Frustrated by the fragility, wastefulness and high cost of traditional prescription glasses, Dresden Vision co-founder Bruce Jeffreys set about reinventing how prescription glasses are made.
Traditional manufacturing processes and supply chains didn’t support Dresden’s goal to create affordable, high-quality frames from sustainable materials, so they started from scratch. Supported by a Cooperative Research Centre Projects (CRC-P) grant, Dresden worked with a range of industry partners and the University of New South Wales Sustainable Materials Research & Technology (SMaRT) program to develop a unique injection system that can produce high-quality frames using recycled and recyclable plastics more cheaply than using virgin plastics.
Now the only mass producer of prescription eyewear in Australia, Dresden’s closed-loop system transforms shampoo bottles, discarded fishing nets and even plastic banknotes into high-quality eyewear. Their products are being retailed in Australia, New Zealand and Canada, competing with the world’s major brands on quality and price.

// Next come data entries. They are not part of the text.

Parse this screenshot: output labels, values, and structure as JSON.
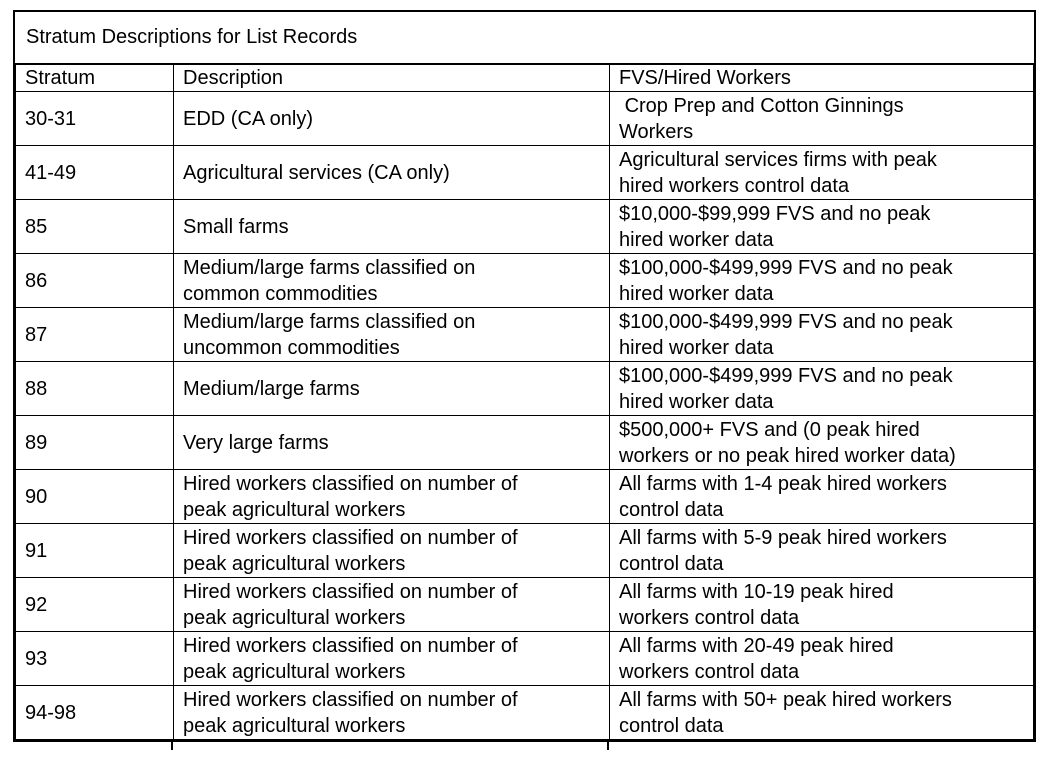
{
  "table": {
    "title": "Stratum Descriptions for List Records",
    "headers": [
      "Stratum",
      "Description",
      "FVS/Hired Workers"
    ],
    "rows": [
      {
        "stratum": "30-31",
        "description": "EDD (CA only)",
        "fvs": " Crop Prep and Cotton Ginnings\nWorkers"
      },
      {
        "stratum": "41-49",
        "description": "Agricultural services (CA only)",
        "fvs": "Agricultural services firms with peak\nhired workers control data"
      },
      {
        "stratum": "85",
        "description": "Small farms",
        "fvs": "$10,000-$99,999 FVS and no peak\nhired worker data"
      },
      {
        "stratum": "86",
        "description": "Medium/large farms classified on\ncommon commodities",
        "fvs": "$100,000-$499,999 FVS and no peak\nhired worker data"
      },
      {
        "stratum": "87",
        "description": "Medium/large farms classified on\nuncommon commodities",
        "fvs": "$100,000-$499,999 FVS and no peak\nhired worker data"
      },
      {
        "stratum": "88",
        "description": "Medium/large farms",
        "fvs": "$100,000-$499,999 FVS and no peak\nhired worker data"
      },
      {
        "stratum": "89",
        "description": "Very large farms",
        "fvs": "$500,000+ FVS and (0 peak hired\nworkers or no peak hired worker data)"
      },
      {
        "stratum": "90",
        "description": "Hired workers classified on number of\npeak agricultural workers",
        "fvs": "All farms with 1-4 peak hired workers\ncontrol data"
      },
      {
        "stratum": "91",
        "description": "Hired workers classified on number of\npeak agricultural workers",
        "fvs": "All farms with 5-9 peak hired workers\ncontrol data"
      },
      {
        "stratum": "92",
        "description": "Hired workers classified on number of\npeak agricultural workers",
        "fvs": "All farms with 10-19 peak hired\nworkers control data"
      },
      {
        "stratum": "93",
        "description": "Hired workers classified on number of\npeak agricultural workers",
        "fvs": "All farms with 20-49 peak hired\nworkers control data"
      },
      {
        "stratum": "94-98",
        "description": "Hired workers classified on number of\npeak agricultural workers",
        "fvs": "All farms with 50+ peak hired workers\ncontrol data"
      }
    ]
  }
}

“As an Australian manufacturer, we think sustainability is a critical competitive edge. The current product is so wasteful; for us, sustainability is a core part of how an Australian manufacturer differentiates themselves in a busy global market. Projects like ours are a great example of combining traditional skills with new digital skills to reinvent a product.” says Bruce Jeffreys, Co-founder of Dresden Vision.